Very little was changed in vunify. Only that since 0.18.
> The vrpm appears to be entirely broken - if I do a
>
> vrpm ALL -- - Uvh package.rpm
>
> - I get this error, once per vserver:
>
> New security context is 4
> error: cannot open Packages index using db3 - Permission denied (13)
> error: cannot open Packages database in /vservers/vserver/var/lib/rpm
This is indeed a bug. Starting with 0.19, vrpm attemps to switch to the
vserver security context to execute the rpm updates. This way, the various
post-install script perform in the proper context.
Now, by switching to a different security context, rpm is knocked by another
feature: The no-man-lang /vservers directory. This directory is set to 000
so even root in a vserver is not allowed to visit it. This solves the chroot
escape problem. Only root in security context 0 can cross this directory.
The solution is to relax this directory permission while doing vrpm
chmod 755 /vservers
vrpm ...
chmod 000 /vservers
In the next kernel, I will change this no-man-land feature. Basically, this
will become a one-way. root will be able to visit /vservers but won't be able
to visit .. when .. is vservers. This will solve this issue, but solve another which
is kind to my heart :-) : vservers inside vservers.
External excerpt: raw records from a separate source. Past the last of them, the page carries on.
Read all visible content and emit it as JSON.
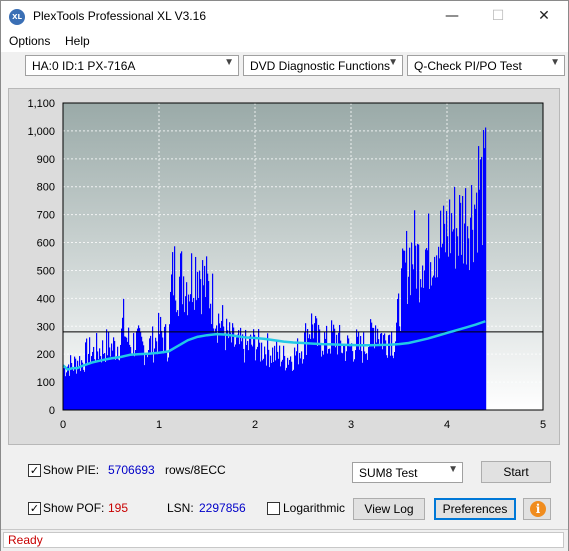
{
  "window": {
    "title": "PlexTools Professional XL V3.16",
    "icon_text": "XL",
    "minimize": "—",
    "maximize": "☐",
    "close": "✕"
  },
  "menu": {
    "items": [
      "Options",
      "Help"
    ]
  },
  "toolbar": {
    "drive": "HA:0 ID:1  PX-716A",
    "function": "DVD Diagnostic Functions",
    "test": "Q-Check PI/PO Test"
  },
  "chart_data": {
    "type": "bar",
    "xlim": [
      0,
      5
    ],
    "ylim": [
      0,
      1100
    ],
    "x_ticks": [
      "0",
      "1",
      "2",
      "3",
      "4",
      "5"
    ],
    "y_ticks": [
      "0",
      "100",
      "200",
      "300",
      "400",
      "500",
      "600",
      "700",
      "800",
      "900",
      "1,000",
      "1,100"
    ],
    "grid": true,
    "threshold": 280,
    "bar_color": "#0000ff",
    "line_color": "#22c8e6",
    "bar_envelope": [
      [
        0.0,
        195
      ],
      [
        0.05,
        210
      ],
      [
        0.1,
        205
      ],
      [
        0.15,
        230
      ],
      [
        0.2,
        220
      ],
      [
        0.25,
        270
      ],
      [
        0.3,
        260
      ],
      [
        0.35,
        280
      ],
      [
        0.4,
        275
      ],
      [
        0.45,
        300
      ],
      [
        0.5,
        290
      ],
      [
        0.55,
        295
      ],
      [
        0.6,
        320
      ],
      [
        0.62,
        420
      ],
      [
        0.65,
        340
      ],
      [
        0.7,
        300
      ],
      [
        0.75,
        320
      ],
      [
        0.8,
        300
      ],
      [
        0.85,
        285
      ],
      [
        0.9,
        300
      ],
      [
        0.95,
        310
      ],
      [
        1.0,
        360
      ],
      [
        1.05,
        330
      ],
      [
        1.1,
        300
      ],
      [
        1.12,
        560
      ],
      [
        1.15,
        640
      ],
      [
        1.2,
        600
      ],
      [
        1.25,
        620
      ],
      [
        1.3,
        580
      ],
      [
        1.35,
        640
      ],
      [
        1.4,
        680
      ],
      [
        1.45,
        600
      ],
      [
        1.5,
        560
      ],
      [
        1.55,
        520
      ],
      [
        1.6,
        430
      ],
      [
        1.65,
        400
      ],
      [
        1.7,
        340
      ],
      [
        1.75,
        320
      ],
      [
        1.8,
        300
      ],
      [
        1.9,
        290
      ],
      [
        2.0,
        310
      ],
      [
        2.05,
        280
      ],
      [
        2.1,
        290
      ],
      [
        2.15,
        270
      ],
      [
        2.2,
        260
      ],
      [
        2.3,
        240
      ],
      [
        2.4,
        250
      ],
      [
        2.5,
        300
      ],
      [
        2.55,
        380
      ],
      [
        2.6,
        400
      ],
      [
        2.65,
        310
      ],
      [
        2.7,
        330
      ],
      [
        2.75,
        300
      ],
      [
        2.8,
        340
      ],
      [
        2.85,
        330
      ],
      [
        2.9,
        290
      ],
      [
        3.0,
        290
      ],
      [
        3.05,
        300
      ],
      [
        3.1,
        280
      ],
      [
        3.2,
        330
      ],
      [
        3.25,
        400
      ],
      [
        3.3,
        350
      ],
      [
        3.35,
        320
      ],
      [
        3.4,
        360
      ],
      [
        3.45,
        300
      ],
      [
        3.5,
        480
      ],
      [
        3.55,
        640
      ],
      [
        3.6,
        700
      ],
      [
        3.65,
        740
      ],
      [
        3.7,
        680
      ],
      [
        3.75,
        760
      ],
      [
        3.8,
        720
      ],
      [
        3.85,
        780
      ],
      [
        3.9,
        800
      ],
      [
        3.95,
        760
      ],
      [
        4.0,
        820
      ],
      [
        4.05,
        860
      ],
      [
        4.1,
        840
      ],
      [
        4.15,
        870
      ],
      [
        4.2,
        900
      ],
      [
        4.25,
        920
      ],
      [
        4.3,
        970
      ],
      [
        4.33,
        1070
      ],
      [
        4.36,
        1000
      ],
      [
        4.4,
        1050
      ]
    ],
    "pif_line": [
      [
        0.0,
        160
      ],
      [
        0.05,
        145
      ],
      [
        0.1,
        150
      ],
      [
        0.15,
        150
      ],
      [
        0.2,
        158
      ],
      [
        0.3,
        170
      ],
      [
        0.4,
        178
      ],
      [
        0.5,
        185
      ],
      [
        0.6,
        190
      ],
      [
        0.7,
        198
      ],
      [
        0.8,
        200
      ],
      [
        0.9,
        202
      ],
      [
        1.0,
        205
      ],
      [
        1.1,
        210
      ],
      [
        1.2,
        230
      ],
      [
        1.3,
        250
      ],
      [
        1.4,
        262
      ],
      [
        1.5,
        268
      ],
      [
        1.6,
        272
      ],
      [
        1.7,
        270
      ],
      [
        1.8,
        265
      ],
      [
        1.9,
        260
      ],
      [
        2.0,
        258
      ],
      [
        2.1,
        255
      ],
      [
        2.2,
        250
      ],
      [
        2.3,
        245
      ],
      [
        2.4,
        242
      ],
      [
        2.5,
        240
      ],
      [
        2.6,
        238
      ],
      [
        2.7,
        236
      ],
      [
        2.8,
        235
      ],
      [
        2.9,
        234
      ],
      [
        3.0,
        233
      ],
      [
        3.1,
        232
      ],
      [
        3.2,
        232
      ],
      [
        3.3,
        233
      ],
      [
        3.4,
        234
      ],
      [
        3.5,
        236
      ],
      [
        3.6,
        240
      ],
      [
        3.7,
        248
      ],
      [
        3.8,
        256
      ],
      [
        3.9,
        266
      ],
      [
        4.0,
        276
      ],
      [
        4.1,
        286
      ],
      [
        4.2,
        296
      ],
      [
        4.3,
        306
      ],
      [
        4.4,
        318
      ]
    ]
  },
  "bottom": {
    "show_pie_label": "Show PIE:",
    "pie_value": "5706693",
    "pie_unit": "rows/8ECC",
    "show_pof_label": "Show POF:",
    "pof_value": "195",
    "lsn_label": "LSN:",
    "lsn_value": "2297856",
    "log_label": "Logarithmic",
    "test_select": "SUM8 Test",
    "start": "Start",
    "view_log": "View Log",
    "preferences": "Preferences",
    "info": "i",
    "pie_checked": "✓",
    "pof_checked": "✓"
  },
  "status": {
    "text": "Ready"
  }
}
This will offer a complete
production/test/backup solution to co-administrators (give 5 ips and 5 security
context to a vserver and now the vserver administrator may rework this
vserver into 5 sub-vservers... still with 100% of the performance :-), still secure...
---------------------------------------------------------
Jacques Gelinas <jack_at_solucorp.qc.ca>
vserver: run general purpose virtual servers on one box, full speed!